Increase speed and decrease memory usage of (s)cPCA on large datasets.
PhilBoileau opened this issue · 5 comments
We need to increase computation speed while decreasing memory usage when running cPCA
and scPCA
. The current implementation is particularly slow on large datasets, like those encountered when analyzing scRNA-seq data. We should consider implementing more efficient numerical methods from packages like BiocSingular
, DelayedArray
, and DelayedMatrixStats
.
This is motivated by Bioconductor/OrchestratingSingleCellAnalysis#35.
Definitely bumping up against the lack of DelayedArray
support now:
This completely slipped my mind, sorry about that.
Unfortunately, I don't think that I'll be able to take advantage of DelayedArray
's suite of functions and related packages to increase scPCA
's computational efficiency. scPCA
computes and operates over covariance matrices under the hood, and relies on eigenvalue decomposition. Based on my brief review of the BiocSingular
, DelayedArray
, and DelayedMatrixStats
documentation, there doesn't seem to a function for computing eigenvalue decompositions. I could rely on DelayedMatrix
's matrix multiplication to compute the sample covariance matrices, though. Any thoughts or suggestions?

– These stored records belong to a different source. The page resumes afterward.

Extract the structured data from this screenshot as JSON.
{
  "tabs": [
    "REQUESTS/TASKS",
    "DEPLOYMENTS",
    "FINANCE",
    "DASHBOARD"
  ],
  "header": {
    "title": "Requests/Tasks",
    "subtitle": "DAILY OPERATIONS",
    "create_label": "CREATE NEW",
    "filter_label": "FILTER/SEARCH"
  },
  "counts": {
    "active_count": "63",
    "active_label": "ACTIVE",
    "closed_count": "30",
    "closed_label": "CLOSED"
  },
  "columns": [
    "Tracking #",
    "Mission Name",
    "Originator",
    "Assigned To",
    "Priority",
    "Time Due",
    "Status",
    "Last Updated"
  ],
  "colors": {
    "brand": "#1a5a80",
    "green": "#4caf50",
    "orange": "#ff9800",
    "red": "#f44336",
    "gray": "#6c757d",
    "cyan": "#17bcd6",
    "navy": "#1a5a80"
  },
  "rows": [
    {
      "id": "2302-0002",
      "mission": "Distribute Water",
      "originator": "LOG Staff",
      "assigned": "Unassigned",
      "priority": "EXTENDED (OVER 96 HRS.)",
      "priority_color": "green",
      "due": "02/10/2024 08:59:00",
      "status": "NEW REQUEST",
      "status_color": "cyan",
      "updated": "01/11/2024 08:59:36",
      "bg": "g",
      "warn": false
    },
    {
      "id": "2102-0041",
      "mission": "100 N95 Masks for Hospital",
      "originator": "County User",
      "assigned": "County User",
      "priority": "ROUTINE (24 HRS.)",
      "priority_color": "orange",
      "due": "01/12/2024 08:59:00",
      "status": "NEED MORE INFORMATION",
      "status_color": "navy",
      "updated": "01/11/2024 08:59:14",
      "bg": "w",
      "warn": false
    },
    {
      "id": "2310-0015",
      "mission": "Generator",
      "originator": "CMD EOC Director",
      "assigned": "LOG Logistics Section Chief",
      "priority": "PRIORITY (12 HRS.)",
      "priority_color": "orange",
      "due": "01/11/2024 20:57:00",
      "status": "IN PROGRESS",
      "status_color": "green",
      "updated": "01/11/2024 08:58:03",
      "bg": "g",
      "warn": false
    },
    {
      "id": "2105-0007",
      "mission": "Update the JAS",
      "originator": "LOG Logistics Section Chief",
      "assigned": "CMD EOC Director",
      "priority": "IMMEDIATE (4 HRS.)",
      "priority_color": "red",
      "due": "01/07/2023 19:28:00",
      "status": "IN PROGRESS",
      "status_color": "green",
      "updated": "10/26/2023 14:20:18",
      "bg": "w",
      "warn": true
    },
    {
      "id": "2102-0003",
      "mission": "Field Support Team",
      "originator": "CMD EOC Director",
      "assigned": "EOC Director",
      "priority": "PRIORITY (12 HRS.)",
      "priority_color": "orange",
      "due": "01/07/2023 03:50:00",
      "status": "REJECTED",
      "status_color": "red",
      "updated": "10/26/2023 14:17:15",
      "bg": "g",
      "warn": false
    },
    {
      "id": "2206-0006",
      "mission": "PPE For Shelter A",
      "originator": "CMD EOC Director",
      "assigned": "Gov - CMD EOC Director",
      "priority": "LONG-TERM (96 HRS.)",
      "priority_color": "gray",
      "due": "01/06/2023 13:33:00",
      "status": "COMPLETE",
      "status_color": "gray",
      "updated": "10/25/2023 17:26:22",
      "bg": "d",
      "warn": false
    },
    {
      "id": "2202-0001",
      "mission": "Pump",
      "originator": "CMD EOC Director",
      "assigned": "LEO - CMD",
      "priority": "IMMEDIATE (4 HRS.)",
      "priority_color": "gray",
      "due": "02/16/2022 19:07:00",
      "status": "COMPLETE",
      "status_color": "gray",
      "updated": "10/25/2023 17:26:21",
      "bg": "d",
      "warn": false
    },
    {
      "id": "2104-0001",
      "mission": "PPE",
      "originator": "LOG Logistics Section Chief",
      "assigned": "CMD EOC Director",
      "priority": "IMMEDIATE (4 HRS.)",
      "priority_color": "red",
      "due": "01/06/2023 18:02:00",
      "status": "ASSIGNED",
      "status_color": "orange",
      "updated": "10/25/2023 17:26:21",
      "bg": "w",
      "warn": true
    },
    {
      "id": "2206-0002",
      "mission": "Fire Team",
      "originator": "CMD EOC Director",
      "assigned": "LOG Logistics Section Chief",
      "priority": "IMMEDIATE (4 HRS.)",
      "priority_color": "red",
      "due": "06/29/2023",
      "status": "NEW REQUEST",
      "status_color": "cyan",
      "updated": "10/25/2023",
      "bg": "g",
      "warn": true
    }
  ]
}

Otherwise, I can run DelayedMatrix
objects through as.matrix
when required in one of the helper functions. I don't think that's ideal, but it's a quick fix.
Yes, it might be sufficient to use the DelayedMatrix
machinery to compute the sample covariance matrices, and then you can go about your merry way with the remaining decompositions. I'm assuming that, once you get the covariance matrices (as ordinary R matrices), you don't need the originals anymore?
Sounds good! That's right, the DelayedMatrix
covariance matrices can won't be used again once we have their ordinary R matrix versions.